Si vous voulez une sans arçon, donc, éliminez systématiquement toute selle dépourvue de gouttière. Exit donc les Freeform, Freemax, Eric Thomas ou Randol's, qui sont les selles les moins chères que l'on trouve par chez nous...

Les selles Barefoot sont plates dessous, mais conçues pour aller avec un système "VPS" (Vertebrae Protection System), une sorte de tapis-gouttière qui les rend convenables. Néanmoins, la com' de cette marque est TRES bien faite, donc marche très bien... mais ne vous laissez pas leurrer par leurs belles paroles : non, les Barefoot ne vont pas à tous les chevaux, c'est faux ; et ne conviennent pas non plus à toutes les utilisations.

Sur quel type de cheval utiliser des sans-arçons?
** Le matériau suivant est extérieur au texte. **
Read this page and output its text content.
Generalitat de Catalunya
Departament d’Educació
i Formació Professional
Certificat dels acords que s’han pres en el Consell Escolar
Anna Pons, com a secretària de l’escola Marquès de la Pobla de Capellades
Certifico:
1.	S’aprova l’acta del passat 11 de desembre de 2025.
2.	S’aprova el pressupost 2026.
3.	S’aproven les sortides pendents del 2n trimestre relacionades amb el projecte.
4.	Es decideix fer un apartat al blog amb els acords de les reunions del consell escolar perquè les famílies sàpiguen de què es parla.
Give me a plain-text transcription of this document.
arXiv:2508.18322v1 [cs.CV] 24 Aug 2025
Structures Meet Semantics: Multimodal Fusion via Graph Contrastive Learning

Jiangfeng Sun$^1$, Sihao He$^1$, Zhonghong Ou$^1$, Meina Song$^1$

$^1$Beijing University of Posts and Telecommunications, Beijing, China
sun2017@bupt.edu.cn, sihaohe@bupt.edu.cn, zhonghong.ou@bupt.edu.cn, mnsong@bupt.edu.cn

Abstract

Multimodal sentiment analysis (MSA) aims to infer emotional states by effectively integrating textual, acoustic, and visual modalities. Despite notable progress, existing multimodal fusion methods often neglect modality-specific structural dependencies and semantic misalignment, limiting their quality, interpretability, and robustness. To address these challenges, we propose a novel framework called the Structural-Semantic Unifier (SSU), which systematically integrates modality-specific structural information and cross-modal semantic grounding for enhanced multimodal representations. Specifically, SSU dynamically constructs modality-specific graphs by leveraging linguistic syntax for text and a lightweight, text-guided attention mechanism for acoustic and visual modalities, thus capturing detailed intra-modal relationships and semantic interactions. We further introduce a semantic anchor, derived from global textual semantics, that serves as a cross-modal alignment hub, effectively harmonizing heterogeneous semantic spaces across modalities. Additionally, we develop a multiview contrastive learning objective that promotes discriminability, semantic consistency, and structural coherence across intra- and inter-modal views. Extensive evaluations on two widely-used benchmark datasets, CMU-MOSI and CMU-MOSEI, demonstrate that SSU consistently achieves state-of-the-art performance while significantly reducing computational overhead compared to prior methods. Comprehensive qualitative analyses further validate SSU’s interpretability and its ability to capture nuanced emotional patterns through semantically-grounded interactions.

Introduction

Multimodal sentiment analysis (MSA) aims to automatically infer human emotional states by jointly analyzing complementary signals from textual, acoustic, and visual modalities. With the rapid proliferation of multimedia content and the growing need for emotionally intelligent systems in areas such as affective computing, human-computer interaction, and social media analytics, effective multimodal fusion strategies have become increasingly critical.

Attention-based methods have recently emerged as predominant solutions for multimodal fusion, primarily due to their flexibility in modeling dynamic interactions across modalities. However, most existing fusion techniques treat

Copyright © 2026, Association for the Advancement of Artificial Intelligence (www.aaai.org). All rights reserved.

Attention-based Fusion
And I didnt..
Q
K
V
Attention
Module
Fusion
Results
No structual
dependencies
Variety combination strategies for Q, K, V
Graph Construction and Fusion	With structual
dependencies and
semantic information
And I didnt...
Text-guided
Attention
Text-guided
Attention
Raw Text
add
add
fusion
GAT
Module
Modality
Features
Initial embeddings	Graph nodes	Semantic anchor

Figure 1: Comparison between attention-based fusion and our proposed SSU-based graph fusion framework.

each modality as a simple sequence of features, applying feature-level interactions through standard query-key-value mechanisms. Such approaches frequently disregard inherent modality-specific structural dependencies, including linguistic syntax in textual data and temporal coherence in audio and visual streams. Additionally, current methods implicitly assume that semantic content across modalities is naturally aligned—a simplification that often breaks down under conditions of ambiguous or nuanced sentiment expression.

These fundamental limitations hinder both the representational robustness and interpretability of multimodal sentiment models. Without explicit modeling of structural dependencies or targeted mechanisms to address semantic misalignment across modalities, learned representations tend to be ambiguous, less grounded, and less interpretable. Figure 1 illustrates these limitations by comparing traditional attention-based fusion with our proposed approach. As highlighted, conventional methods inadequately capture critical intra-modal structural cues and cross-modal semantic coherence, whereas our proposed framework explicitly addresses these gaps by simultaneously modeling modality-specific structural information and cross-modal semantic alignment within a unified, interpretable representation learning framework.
De préférence, sur les chevaux :
1. ronds
2. adultes

Pourquoi donc?
1. plus spécifiquement, sur les chevaux à dos large sans trop de garrot, avec les apophyses vertébrales qui affleurent à peine, voire sont "enfouies" entre les muscles dorsaux.
Sur les chevaux avec une colonne saillante, il faut prévoir des selles avec panneaux et gouttière.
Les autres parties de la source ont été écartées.